• Window of opportunity. Why is opportunity always outside a window? Why can't it be outside a door or a gate or in the refrigerator? I understand that opportunity is something that you might need to grab quickly, like for instance if your human leaves the door of the fridge open, and a nice, juicy steak is inside. But my point is that there are plenty of things that open and close besides windows.
• It is what it is. Well, duh. Of course it is. I guess the point is you should just accept what it is and also you should realize that you can't change it, and then you should get on with your life (which is another phrase I get tired of sometimes). USA Today voted "it is what it is" the #1 cliché of 2004, so I guess I'm not the only person who's tired of hearing it.
• On the same page. It seems like people can't talk about anything these days unless they are all on the same page. This seems like a phrase that is out of date since people don't do much reading anymore. Maybe it would be better to say that everyone should be watching the same HD cable TV show or reading the same text message.
• Reach out to. This used to mean that you were helping somebody by reaching out your hand or maybe just giving them some encouragement. And a lot of people still mean that when they are reaching out. But lately, I have heard things like this: "I will reach out to her and get her opinion." This is a silly thing to say because reach out to does not mean communicate with, like by calling or emailing or asking somebody a question. Like for instance, if a person was drowning, you would not reach out and ask "Would you like me to rescue you?" No! You would reach out your hand or a stick and pull them to shore.

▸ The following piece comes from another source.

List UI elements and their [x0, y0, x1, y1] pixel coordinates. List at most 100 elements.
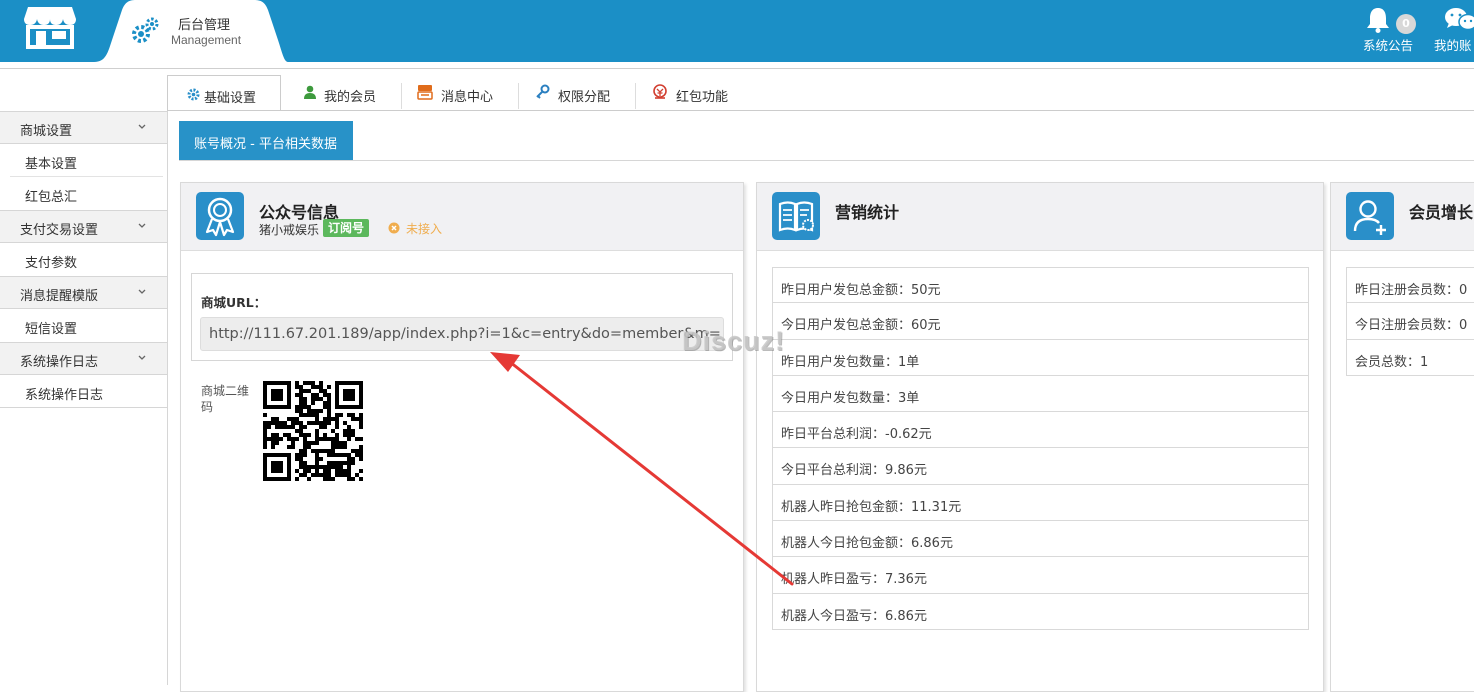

• The love of one's life. This is a phrase that shows up all the time in obituaries, where people are always meeting the love of their lives and then staying married to them for 65 years or something like that. But you don't hear about the people who thought they married the love of their lives, but then they find out they were wrong and they get divorced. Or the love of someone's life who dies, and then the survivor finds another love of his or her life. Can you have more than one loves of your life? It's all very confusing. But just in case you want to know, the love of MY life is eating!
|Devastation after tsunami in Iwaki, Fukushima, Japan|
Photo by ryuki_a_g
• Devastated. This used to be a really strong, dramatic word, but nowadays it gets used so much that it doesn't mean a whole lot. Or at least that's how it seems to me. The original meaning of devastate is to lay waste or destroy. But now it seems like when almost anything happens to someone, that person is described as devastated. I guess maybe that's the way they feel, but if a girl is devastated because she spills punch on her prom dress, is that the same as people who feel devastated after going through a tsunami or losing someone they really loved?
Well okay, now that I told you my opinion about these boring phrases, I will put them all together in a sad, boring little story. I hope you will enjoy it.
Sam was devastated when he realized he had missed his window of opportunity by not reaching out to Sue with an offer of marriage. If only they had both been on the same page when talking about their feelings for each other, but now it was too late. "Oh well," he thought, "it is what it is. I must suck it up and move on, even though I'm sure that Sue will always be the love of my life."